Ansatz, Arbeitsweise und Methoden, die wir in diesem Buch vermitteln, sind großteils aus der Tradition von Milton H. Erickson hervorgegangen. Insofern nutze ich einige seiner Geschichten, um Grundlagen darzustellen.

Der Trainer eines Scharfschützen-Teams der US-Armee fragte Erickson, ob er seine Männer trainieren würde, denn regelmäßig landete seine Mannschaft bei Wettkämpfen hinter den Russen auf Platz zwei. Erickson sagte, er könne lediglich die beiden Enden eines Gewehres unterscheiden. Mehr wüsste er nicht vom Schießen und das wäre auch nicht nötig. Denn die Schützen besitzen das ganze Wissen über Gewehre und Schießen. Er als Mediziner weiß jedoch alles Notwendige über Körper und Geist. Der Kommandant der Truppe reagierte wütend, als er erfuhr, dass ein Psychiater seine Mannschaft trainieren sollte.

Erickson war klar, dass er als Erstes die Einstellung der Schützen ändern müsse. Aus deren Sicht bestand kein Zweifel daran, dass hartes Training die einzige Möglichkeit sei, um ihre Leistung zu verbessern.

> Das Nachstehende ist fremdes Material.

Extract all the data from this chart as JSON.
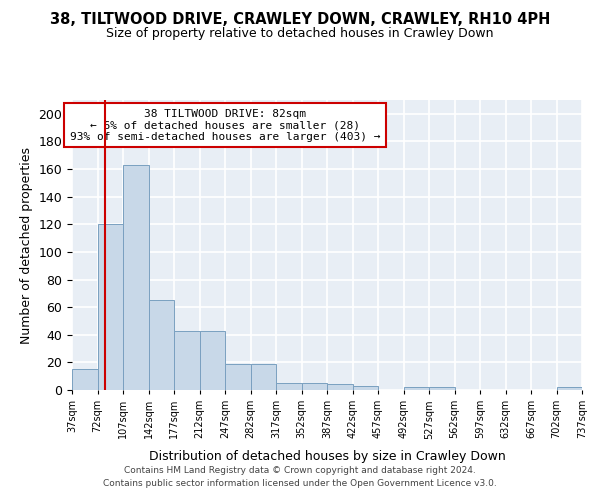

Erickson wusste, dass die Schützen viel mehr Erfolg hätten, wenn sie ihre Körperhaltung ändern würden: von ehrgeiziger Anspannung in Richtung Entspannung mit Spannkraft. Und, dass das Bewusste es nie und nimmer schaffen kann, gleichzeitig das Ziel präzise zu fixieren und haargenau im richtigen Moment abzudrücken – reflexartig wie ein Wimpernschlag. Es würde viel zu lange dauern zu überlegen: Treffe ich oder nicht? Und bei jedem Treffer wird dann die Unsicherheit ein wenig größer. Der Zweifel, ob man alle Ziele schafft, steigt und steigt.

Das Unbewusste hat die Fähigkeit, unabhängig vom Bewussten automatisch zu handeln.

Moderne aufgeklärte Menschen glauben dies in der Regel nicht. Solche Zweifel können jedoch neue, oft unerwartete Lösungswege blockieren.

Wenn Erickson solche Zweifel registrierte, pflegte er zu fragen: »Soll ich es dir beweisen?« Und schon kam eine absolut verblüffende Demonstration, wozu das Unbewusste fähig ist. Ich habe einige solcher Interventionen live miterlebt.

Dann fällt dir die Kinnlade runter, der Mund bleibt offen stehen »ups«! Das siebengescheite Bewusste wird förmlich weggepustet. Alte eingefleischte Konstrukte zerbröseln, der Weg wird frei für Neues ... »Wow«! .....

Erickson wusste, der erste Schuss trifft immer ins Schwarze. Also ist es hilfreich, diesen Schuss zu vergessen und überzeugt zu sein, der zweite ist der erste, der dritte ist der erste ..... der siebte, der achte ..... der achtunddreißigste, neununddreißigste ist der erste und schließlich der vierzigste Schuss: geschafft!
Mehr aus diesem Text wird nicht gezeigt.